I became enchanted with the books of David Liss ever since one of the staff at Rainy Day Books put a copy of The Coffee Trader in my hand. (The staff at Rainy Day are the masked Tibetan kung-fu monks of reader’s advisory, as far as I’m concerned. One day I hope to be that good.) I quickly moved on to his other books, the wonderful A Conspiracy of Paper – which you may have seen recommended on a book club list or two – and the only slightly less brilliant A Spectacle of Corruption.
These three books are historical mysteries, set within the bustling city of
Amsterdam during the 18th and 17thcenturies. The concept of the stock market is emerging, money is constantly changing hands, and double-dealers and scam artists are common. It’s a place where Ken Lay would have fit right in. The plots in these books are right out of the 1930s pulp noir tradition, where our heroes have to sort out murders while facing obstacles and corruption at every turn, with shady characters and femme fatales in his path. It’s all great stuff, and the historical detail of the time just adds to it.
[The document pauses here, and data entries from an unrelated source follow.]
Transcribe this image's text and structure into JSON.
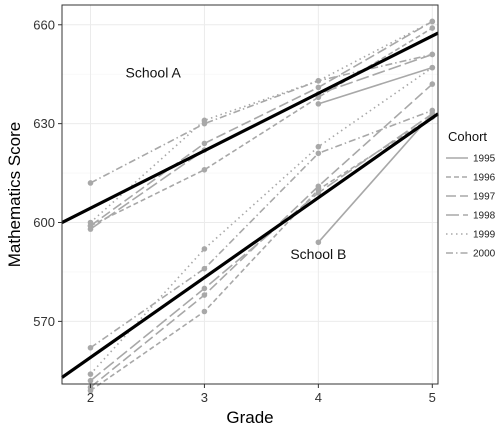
{
  "chart_data": {
    "type": "line",
    "xlabel": "Grade",
    "ylabel": "Mathematics Score",
    "x_ticks": [
      2,
      3,
      4,
      5
    ],
    "y_ticks": [
      570,
      600,
      630,
      660
    ],
    "xlim": [
      1.75,
      5.05
    ],
    "ylim": [
      551,
      666
    ],
    "grid": true,
    "legend": {
      "title": "Cohort",
      "placement": "right"
    },
    "annotations": [
      {
        "text": "School A",
        "x": 2.55,
        "y": 644
      },
      {
        "text": "School B",
        "x": 4.0,
        "y": 589
      }
    ],
    "series_color": "#a8a8a8",
    "trend_color": "#000000",
    "series": [
      {
        "name": "1995",
        "dash": "solid",
        "school": "A",
        "x": [
          4,
          5
        ],
        "y": [
          636,
          647
        ]
      },
      {
        "name": "1996",
        "dash": "dash",
        "school": "A",
        "x": [
          2,
          3,
          4,
          5
        ],
        "y": [
          599,
          616,
          638,
          659
        ]
      },
      {
        "name": "1997",
        "dash": "longdash",
        "school": "A",
        "x": [
          2,
          3,
          4,
          5
        ],
        "y": [
          599,
          624,
          641,
          661
        ]
      },
      {
        "name": "1998",
        "dash": "longdash2",
        "school": "A",
        "x": [
          2,
          3,
          4,
          5
        ],
        "y": [
          598,
          622,
          639,
          651
        ]
      },
      {
        "name": "1999",
        "dash": "dotted",
        "school": "A",
        "x": [
          2,
          3,
          4,
          5
        ],
        "y": [
          600,
          631,
          643,
          661
        ]
      },
      {
        "name": "2000",
        "dash": "dotdash",
        "school": "A",
        "x": [
          2,
          3,
          4,
          5
        ],
        "y": [
          612,
          630,
          643,
          651
        ]
      },
      {
        "name": "1995",
        "dash": "solid",
        "school": "B",
        "x": [
          4,
          5
        ],
        "y": [
          594,
          633
        ]
      },
      {
        "name": "1996",
        "dash": "dash",
        "school": "B",
        "x": [
          2,
          3,
          4,
          5
        ],
        "y": [
          549,
          573,
          610,
          632
        ]
      },
      {
        "name": "1997",
        "dash": "longdash",
        "school": "B",
        "x": [
          2,
          3,
          4,
          5
        ],
        "y": [
          550,
          578,
          611,
          642
        ]
      },
      {
        "name": "1998",
        "dash": "longdash2",
        "school": "B",
        "x": [
          2,
          3,
          4,
          5
        ],
        "y": [
          552,
          580,
          609,
          633
        ]
      },
      {
        "name": "1999",
        "dash": "dotted",
        "school": "B",
        "x": [
          2,
          3,
          4,
          5
        ],
        "y": [
          554,
          592,
          623,
          647
        ]
      },
      {
        "name": "2000",
        "dash": "dotdash",
        "school": "B",
        "x": [
          2,
          3,
          4,
          5
        ],
        "y": [
          562,
          586,
          621,
          634
        ]
      }
    ],
    "trend_lines": [
      {
        "school": "A",
        "x": [
          1.75,
          5.05
        ],
        "y": [
          600,
          657.5
        ]
      },
      {
        "school": "B",
        "x": [
          1.75,
          5.05
        ],
        "y": [
          553,
          633
        ]
      }
    ],
    "legend_entries": [
      "1995",
      "1996",
      "1997",
      "1998",
      "1999",
      "2000"
    ]
  }
}
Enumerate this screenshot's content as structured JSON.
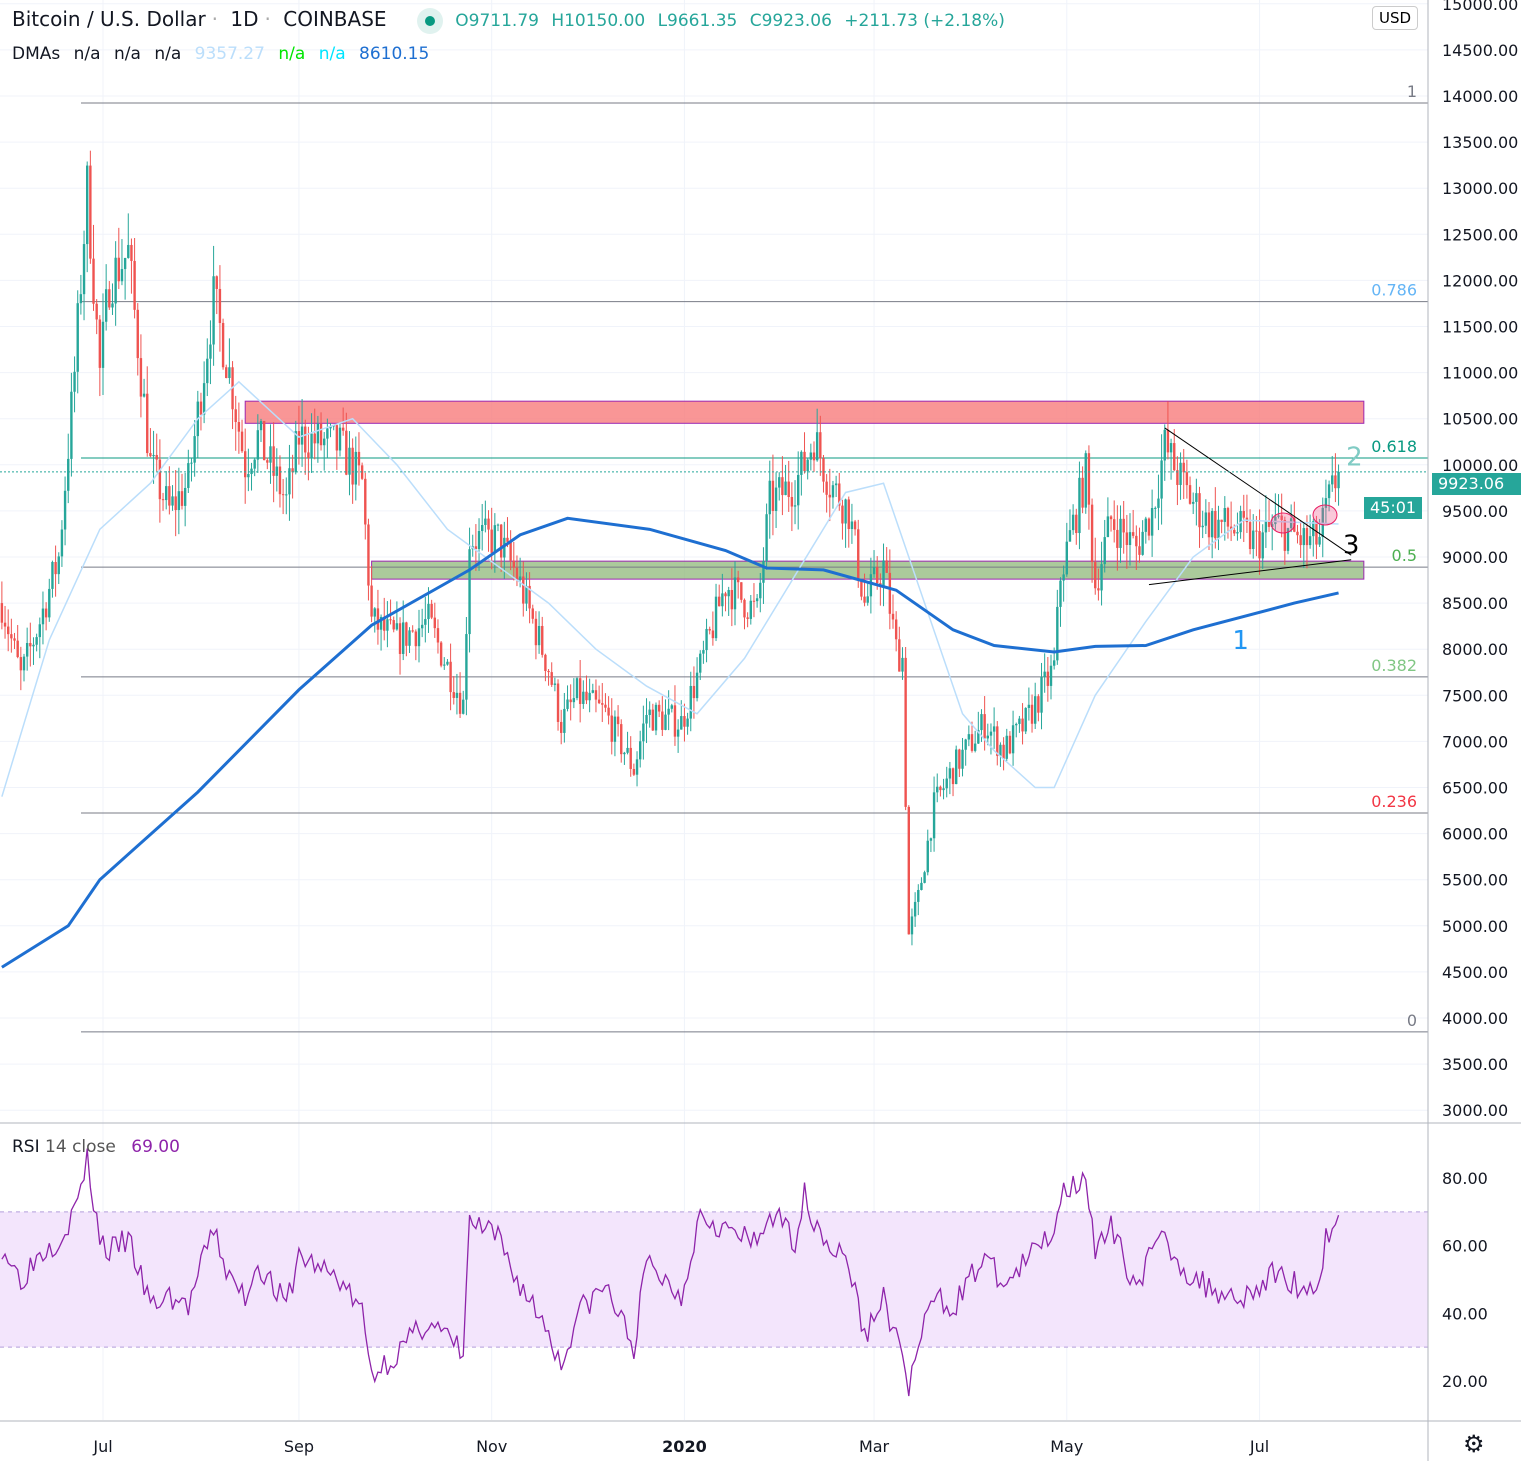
{
  "header": {
    "symbol": "Bitcoin / U.S. Dollar",
    "interval": "1D",
    "exchange": "COINBASE",
    "open": "O9711.79",
    "high": "H10150.00",
    "low": "L9661.35",
    "close": "C9923.06",
    "change": "+211.73 (+2.18%)"
  },
  "dmas": {
    "label": "DMAs",
    "v1": "n/a",
    "v2": "n/a",
    "v3": "n/a",
    "v4": "9357.27",
    "v5": "n/a",
    "v6": "n/a",
    "v7": "8610.15"
  },
  "rsi_legend": {
    "label": "RSI",
    "params": "14 close",
    "value": "69.00"
  },
  "currency": "USD",
  "price_tag": "9923.06",
  "countdown": "45:01",
  "colors": {
    "up": "#26a69a",
    "down": "#ef5350",
    "ma200": "#1e6fd1",
    "ma50": "#bbdefb",
    "rsi": "#8e24aa",
    "resistance_zone": "#f77c7c",
    "support_zone": "#8fb87a"
  },
  "chart_data": [
    {
      "type": "candlestick",
      "ylim": [
        3000,
        15000
      ],
      "yticks": [
        "15000.00",
        "14500.00",
        "14000.00",
        "13500.00",
        "13000.00",
        "12500.00",
        "12000.00",
        "11500.00",
        "11000.00",
        "10500.00",
        "10000.00",
        "9500.00",
        "9000.00",
        "8500.00",
        "8000.00",
        "7500.00",
        "7000.00",
        "6500.00",
        "6000.00",
        "5500.00",
        "5000.00",
        "4500.00",
        "4000.00",
        "3500.00",
        "3000.00"
      ],
      "xticks": [
        {
          "date": "2019-07-01",
          "label": "Jul"
        },
        {
          "date": "2019-09-01",
          "label": "Sep"
        },
        {
          "date": "2019-11-01",
          "label": "Nov"
        },
        {
          "date": "2020-01-01",
          "label": "2020"
        },
        {
          "date": "2020-03-01",
          "label": "Mar"
        },
        {
          "date": "2020-05-01",
          "label": "May"
        },
        {
          "date": "2020-07-01",
          "label": "Jul"
        }
      ],
      "close_path": [
        [
          "2019-05-30",
          8500
        ],
        [
          "2019-06-05",
          7700
        ],
        [
          "2019-06-11",
          8300
        ],
        [
          "2019-06-17",
          9000
        ],
        [
          "2019-06-22",
          11000
        ],
        [
          "2019-06-26",
          13000
        ],
        [
          "2019-06-30",
          11000
        ],
        [
          "2019-07-03",
          12000
        ],
        [
          "2019-07-09",
          12300
        ],
        [
          "2019-07-16",
          10000
        ],
        [
          "2019-07-22",
          9500
        ],
        [
          "2019-07-28",
          9800
        ],
        [
          "2019-08-05",
          11800
        ],
        [
          "2019-08-10",
          11000
        ],
        [
          "2019-08-15",
          10000
        ],
        [
          "2019-08-19",
          10300
        ],
        [
          "2019-08-28",
          9600
        ],
        [
          "2019-09-01",
          10300
        ],
        [
          "2019-09-14",
          10200
        ],
        [
          "2019-09-21",
          9800
        ],
        [
          "2019-09-24",
          8300
        ],
        [
          "2019-10-02",
          8100
        ],
        [
          "2019-10-12",
          8300
        ],
        [
          "2019-10-23",
          7400
        ],
        [
          "2019-10-25",
          9200
        ],
        [
          "2019-11-03",
          9200
        ],
        [
          "2019-11-09",
          8800
        ],
        [
          "2019-11-19",
          7800
        ],
        [
          "2019-11-23",
          7200
        ],
        [
          "2019-11-28",
          7500
        ],
        [
          "2019-12-07",
          7300
        ],
        [
          "2019-12-16",
          6700
        ],
        [
          "2019-12-20",
          7300
        ],
        [
          "2019-12-31",
          7200
        ],
        [
          "2020-01-06",
          7800
        ],
        [
          "2020-01-14",
          8700
        ],
        [
          "2020-01-24",
          8400
        ],
        [
          "2020-01-28",
          9600
        ],
        [
          "2020-02-05",
          9800
        ],
        [
          "2020-02-08",
          10000
        ],
        [
          "2020-02-11",
          10300
        ],
        [
          "2020-02-16",
          9800
        ],
        [
          "2020-02-22",
          9500
        ],
        [
          "2020-02-27",
          8500
        ],
        [
          "2020-03-04",
          8900
        ],
        [
          "2020-03-08",
          8000
        ],
        [
          "2020-03-10",
          7900
        ],
        [
          "2020-03-12",
          4900
        ],
        [
          "2020-03-15",
          5300
        ],
        [
          "2020-03-20",
          6300
        ],
        [
          "2020-03-26",
          6700
        ],
        [
          "2020-04-05",
          7200
        ],
        [
          "2020-04-11",
          6900
        ],
        [
          "2020-04-18",
          7200
        ],
        [
          "2020-04-24",
          7600
        ],
        [
          "2020-04-27",
          7800
        ],
        [
          "2020-04-29",
          8800
        ],
        [
          "2020-05-07",
          9900
        ],
        [
          "2020-05-10",
          8700
        ],
        [
          "2020-05-15",
          9400
        ],
        [
          "2020-05-23",
          9100
        ],
        [
          "2020-05-28",
          9500
        ],
        [
          "2020-06-01",
          10200
        ],
        [
          "2020-06-08",
          9700
        ],
        [
          "2020-06-14",
          9400
        ],
        [
          "2020-06-24",
          9300
        ],
        [
          "2020-06-30",
          9150
        ],
        [
          "2020-07-06",
          9350
        ],
        [
          "2020-07-16",
          9150
        ],
        [
          "2020-07-20",
          9200
        ],
        [
          "2020-07-22",
          9500
        ],
        [
          "2020-07-26",
          9923.06
        ]
      ],
      "ma200": [
        [
          "2019-05-30",
          4550
        ],
        [
          "2019-06-20",
          5000
        ],
        [
          "2019-06-30",
          5500
        ],
        [
          "2019-07-31",
          6450
        ],
        [
          "2019-09-01",
          7560
        ],
        [
          "2019-09-24",
          8260
        ],
        [
          "2019-10-25",
          8860
        ],
        [
          "2019-11-10",
          9240
        ],
        [
          "2019-11-25",
          9420
        ],
        [
          "2019-12-21",
          9300
        ],
        [
          "2020-01-14",
          9070
        ],
        [
          "2020-01-27",
          8880
        ],
        [
          "2020-02-14",
          8860
        ],
        [
          "2020-03-08",
          8640
        ],
        [
          "2020-03-26",
          8210
        ],
        [
          "2020-04-08",
          8040
        ],
        [
          "2020-04-27",
          7970
        ],
        [
          "2020-05-10",
          8030
        ],
        [
          "2020-05-26",
          8040
        ],
        [
          "2020-06-10",
          8210
        ],
        [
          "2020-07-12",
          8500
        ],
        [
          "2020-07-26",
          8610.15
        ]
      ],
      "ma50": [
        [
          "2019-05-30",
          6400
        ],
        [
          "2019-06-14",
          8100
        ],
        [
          "2019-06-30",
          9300
        ],
        [
          "2019-07-16",
          9800
        ],
        [
          "2019-07-31",
          10500
        ],
        [
          "2019-08-13",
          10900
        ],
        [
          "2019-09-01",
          10300
        ],
        [
          "2019-09-18",
          10500
        ],
        [
          "2019-10-02",
          10000
        ],
        [
          "2019-10-18",
          9300
        ],
        [
          "2019-11-03",
          8900
        ],
        [
          "2019-11-19",
          8500
        ],
        [
          "2019-12-04",
          8000
        ],
        [
          "2019-12-20",
          7600
        ],
        [
          "2020-01-05",
          7300
        ],
        [
          "2020-01-20",
          7900
        ],
        [
          "2020-02-05",
          8800
        ],
        [
          "2020-02-21",
          9700
        ],
        [
          "2020-03-04",
          9800
        ],
        [
          "2020-03-17",
          8500
        ],
        [
          "2020-03-29",
          7300
        ],
        [
          "2020-04-08",
          6900
        ],
        [
          "2020-04-21",
          6500
        ],
        [
          "2020-04-27",
          6500
        ],
        [
          "2020-05-10",
          7500
        ],
        [
          "2020-05-26",
          8300
        ],
        [
          "2020-06-10",
          9000
        ],
        [
          "2020-06-26",
          9400
        ],
        [
          "2020-07-26",
          9357.27
        ]
      ],
      "fib_levels": [
        {
          "label": "1",
          "price": 13924,
          "color": "#787b86"
        },
        {
          "label": "0.786",
          "price": 11770,
          "color": "#64b5f6"
        },
        {
          "label": "0.618",
          "price": 10074,
          "color": "#089981"
        },
        {
          "label": "0.5",
          "price": 8890,
          "color": "#4caf50"
        },
        {
          "label": "0.382",
          "price": 7700,
          "color": "#81c784"
        },
        {
          "label": "0.236",
          "price": 6224,
          "color": "#f23645"
        },
        {
          "label": "0",
          "price": 3850,
          "color": "#787b86"
        }
      ],
      "zones": [
        {
          "name": "resistance",
          "from": "2019-08-15",
          "to": "2020-08-03",
          "low": 10450,
          "high": 10690
        },
        {
          "name": "support",
          "from": "2019-09-24",
          "to": "2020-08-03",
          "low": 8760,
          "high": 8955
        }
      ],
      "triangle": [
        [
          [
            "2020-06-01",
            10400
          ],
          [
            "2020-07-30",
            9020
          ]
        ],
        [
          [
            "2020-05-27",
            8700
          ],
          [
            "2020-07-30",
            8970
          ]
        ]
      ],
      "annotations": [
        {
          "text": "1",
          "date": "2020-06-25",
          "price": 8000,
          "color": "#2196f3"
        },
        {
          "text": "2",
          "date": "2020-07-31",
          "price": 9990,
          "color": "#80cbc4"
        },
        {
          "text": "3",
          "date": "2020-07-30",
          "price": 9040,
          "color": "#000000"
        }
      ]
    },
    {
      "type": "line",
      "name": "RSI",
      "ylim": [
        10,
        90
      ],
      "yticks": [
        "80.00",
        "60.00",
        "40.00",
        "20.00"
      ],
      "bands": [
        30,
        70
      ],
      "rsi_path_from": "close_path",
      "current": 69.0
    }
  ]
}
Also, the main characters are Jewish, and solving whatever mysteries while adhering to the canonical laws from their religion and culture and dealing with the prejudices from the outside community is perfect for building conflict and tension and it works wonderfully.
With his new book, The Ethical Assassin, Liss veers away from the historical format and writes a modern-day thriller full of seedy, eccentric characters deep in the backwoods of
Florida, sort of like a Carl Hiaasen novel. The difference here is that Carl Hiaasen is actually funny; Liss tries to do his best, but the plot of a methodical and honorable hitman who teams up with a fast-talking teenaged slacker goes nowhere. There are scenes of violence laced with quippage that’s supposed to be ironic – like a Tarantino film – but instead it falls flat. I couldn’t even tell you how it ends, because I gave up after a hundred pages. I didn’t want to give up on the book just because it wasn’t like his previous historical mysteries, but it wasn’t doing anything for me. So I still gave up on it, I just felt guilty about it.
David Liss is still young and has plenty of novels ahead of him – I hope he learns from this one and moves on. And meanwhile, give Coffee Trader or A Conspiracy of Paper a shot if you like your mysteries highbrow with a touch of noir.